Intel has also created Lava to address the requirement for software convergence, benchmarking, and cross-platform collaboration in the realm of neuromorphic computing. As an open, modular, and extendable framework, it will enable academics and application developers to build on one other’s efforts and eventually converge on a common set of tools, techniques, and libraries.
Lava operates on a range of conventional and neuromorphic processor architectures, allowing for cross-platform execution and compatibility with a variety of artificial intelligence, neuromorphic, and robotics frameworks. Users can get the Lava Software Framework for free on GitHub.

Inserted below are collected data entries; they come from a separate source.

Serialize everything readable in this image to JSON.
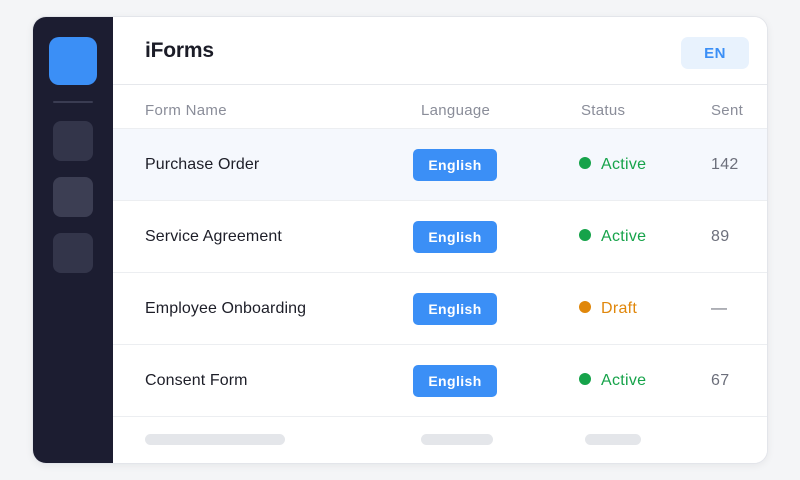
{
  "app": {
    "title": "iForms",
    "language_badge": "EN"
  },
  "colors": {
    "accent": "#3b8ff6",
    "sidebar": "#1c1d31",
    "active": "#16a34a",
    "draft": "#e0870b"
  },
  "table": {
    "columns": [
      "Form Name",
      "Language",
      "Status",
      "Sent"
    ],
    "rows": [
      {
        "name": "Purchase Order",
        "language": "English",
        "status": "Active",
        "sent": "142",
        "selected": true
      },
      {
        "name": "Service Agreement",
        "language": "English",
        "status": "Active",
        "sent": "89",
        "selected": false
      },
      {
        "name": "Employee Onboarding",
        "language": "English",
        "status": "Draft",
        "sent": "—",
        "selected": false
      },
      {
        "name": "Consent Form",
        "language": "English",
        "status": "Active",
        "sent": "67",
        "selected": false
      }
    ]
  }
}
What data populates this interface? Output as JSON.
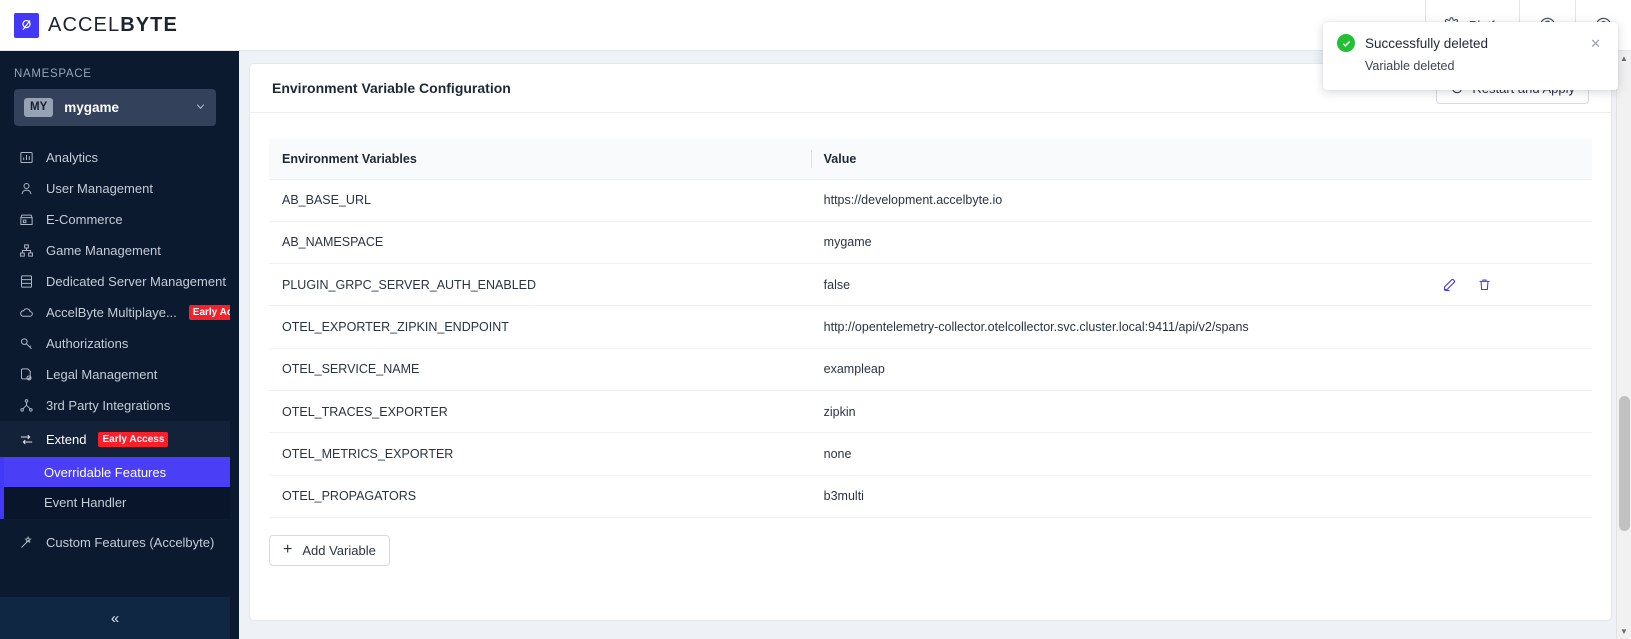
{
  "brand": {
    "name_light": "ACCEL",
    "name_bold": "BYTE",
    "logo_icon": "accelbyte-logo-icon"
  },
  "topbar": {
    "platform_label": "Platfo",
    "gear_icon": "gear-icon",
    "help_icon": "help-circle-icon",
    "account_icon": "user-circle-icon"
  },
  "sidebar": {
    "namespace_label": "NAMESPACE",
    "namespace": {
      "initials": "MY",
      "name": "mygame",
      "caret": "∨"
    },
    "items": [
      {
        "label": "Analytics",
        "icon": "chart-bar-icon"
      },
      {
        "label": "User Management",
        "icon": "user-icon"
      },
      {
        "label": "E-Commerce",
        "icon": "store-icon"
      },
      {
        "label": "Game Management",
        "icon": "sitemap-icon"
      },
      {
        "label": "Dedicated Server Management",
        "icon": "server-icon"
      },
      {
        "label": "AccelByte Multiplaye...",
        "icon": "cloud-icon",
        "badge": "Early Access"
      },
      {
        "label": "Authorizations",
        "icon": "key-icon"
      },
      {
        "label": "Legal Management",
        "icon": "document-check-icon"
      },
      {
        "label": "3rd Party Integrations",
        "icon": "share-nodes-icon"
      }
    ],
    "group": {
      "label": "Extend",
      "icon": "transfer-arrows-icon",
      "badge": "Early Access",
      "children": [
        {
          "label": "Overridable Features",
          "active": true
        },
        {
          "label": "Event Handler",
          "active": false
        }
      ]
    },
    "items_after": [
      {
        "label": "Custom Features (Accelbyte)",
        "icon": "wand-icon"
      }
    ],
    "collapse_icon": "chevron-double-left-icon",
    "collapse_label": "«"
  },
  "card": {
    "title": "Environment Variable Configuration",
    "restart_button": {
      "label": "Restart and Apply",
      "icon": "refresh-icon"
    },
    "add_button": {
      "label": "Add Variable",
      "icon": "plus-icon"
    }
  },
  "table": {
    "headers": [
      "Environment Variables",
      "Value",
      ""
    ],
    "rows": [
      {
        "name": "AB_BASE_URL",
        "value": "https://development.accelbyte.io",
        "actions": false
      },
      {
        "name": "AB_NAMESPACE",
        "value": "mygame",
        "actions": false
      },
      {
        "name": "PLUGIN_GRPC_SERVER_AUTH_ENABLED",
        "value": "false",
        "actions": true
      },
      {
        "name": "OTEL_EXPORTER_ZIPKIN_ENDPOINT",
        "value": "http://opentelemetry-collector.otelcollector.svc.cluster.local:9411/api/v2/spans",
        "actions": false
      },
      {
        "name": "OTEL_SERVICE_NAME",
        "value": "exampleap",
        "actions": false
      },
      {
        "name": "OTEL_TRACES_EXPORTER",
        "value": "zipkin",
        "actions": false
      },
      {
        "name": "OTEL_METRICS_EXPORTER",
        "value": "none",
        "actions": false
      },
      {
        "name": "OTEL_PROPAGATORS",
        "value": "b3multi",
        "actions": false
      }
    ],
    "row_action_icons": {
      "edit": "pencil-icon",
      "delete": "trash-icon"
    }
  },
  "toast": {
    "title": "Successfully deleted",
    "message": "Variable deleted",
    "close_label": "✕",
    "status_icon": "check-circle-icon",
    "accent_color": "#21c035"
  },
  "colors": {
    "accent": "#4338f5",
    "sidebar_bg": "#0b1a2e",
    "badge_red": "#f81e2a",
    "success_green": "#21c035"
  },
  "scrollbar": {
    "up": "▲",
    "down": "▼"
  }
}
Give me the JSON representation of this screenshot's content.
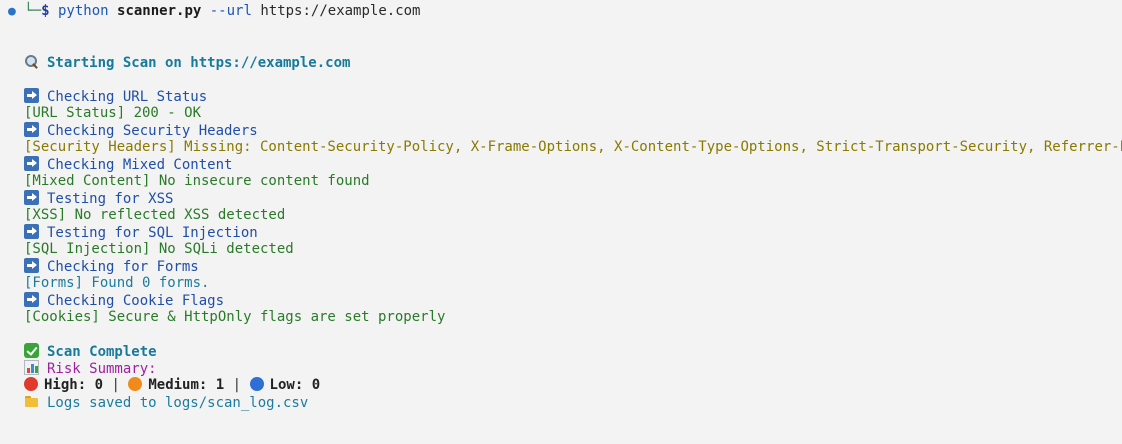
{
  "colors": {
    "background": "#f3f3f3",
    "step": "#1f4fa8",
    "ok": "#2a7a2a",
    "warn": "#8a7a00",
    "info": "#1c7c9c",
    "high": "#e03a2e",
    "medium": "#f08a1a",
    "low": "#2d6fd4"
  },
  "prompt": {
    "command": "python",
    "script": "scanner.py",
    "flag": "--url",
    "url": "https://example.com"
  },
  "header": {
    "icon": "magnifier-icon",
    "text": "Starting Scan on https://example.com"
  },
  "checks": [
    {
      "step": "Checking URL Status",
      "result": "[URL Status] 200 - OK",
      "level": "ok"
    },
    {
      "step": "Checking Security Headers",
      "result": "[Security Headers] Missing: Content-Security-Policy, X-Frame-Options, X-Content-Type-Options, Strict-Transport-Security, Referrer-Policy",
      "level": "warn"
    },
    {
      "step": "Checking Mixed Content",
      "result": "[Mixed Content] No insecure content found",
      "level": "ok"
    },
    {
      "step": "Testing for XSS",
      "result": "[XSS] No reflected XSS detected",
      "level": "ok"
    },
    {
      "step": "Testing for SQL Injection",
      "result": "[SQL Injection] No SQLi detected",
      "level": "ok"
    },
    {
      "step": "Checking for Forms",
      "result": "[Forms] Found 0 forms.",
      "level": "info"
    },
    {
      "step": "Checking Cookie Flags",
      "result": "[Cookies] Secure & HttpOnly flags are set properly",
      "level": "ok"
    }
  ],
  "summary": {
    "complete": "Scan Complete",
    "risk_title": "Risk Summary:",
    "high_label": "High:",
    "high_value": "0",
    "medium_label": "Medium:",
    "medium_value": "1",
    "low_label": "Low:",
    "low_value": "0",
    "separator": "|",
    "logs": "Logs saved to logs/scan_log.csv"
  }
}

Edy Liongosari, chief research scientist and managing director for Accenture Labs believes that advances like the new Loihi-2 chip and the Lava API will be crucial to the future of neuromorphic computing. “Next-generation neuromorphic architecture will be crucial for Accenture Labs’ research on brain-inspired computer vision algorithms for intelligent edge computing that could power future extended-reality headsets or intelligent mobile robots,” says Edy.
For now, Loihi 2 has piqued the interest of the Queensland University of Technology. The institute is looking to work on more sophisticated neural modules to aid in the implementation of biologically inspired navigation and map formation algorithms. The first generation Loihi is already being used at Los Alamos National Lab to study tradeoffs between quantum and neuromorphic computing. It is also being used in the backpropagation algorithm, which is used to train neural networks.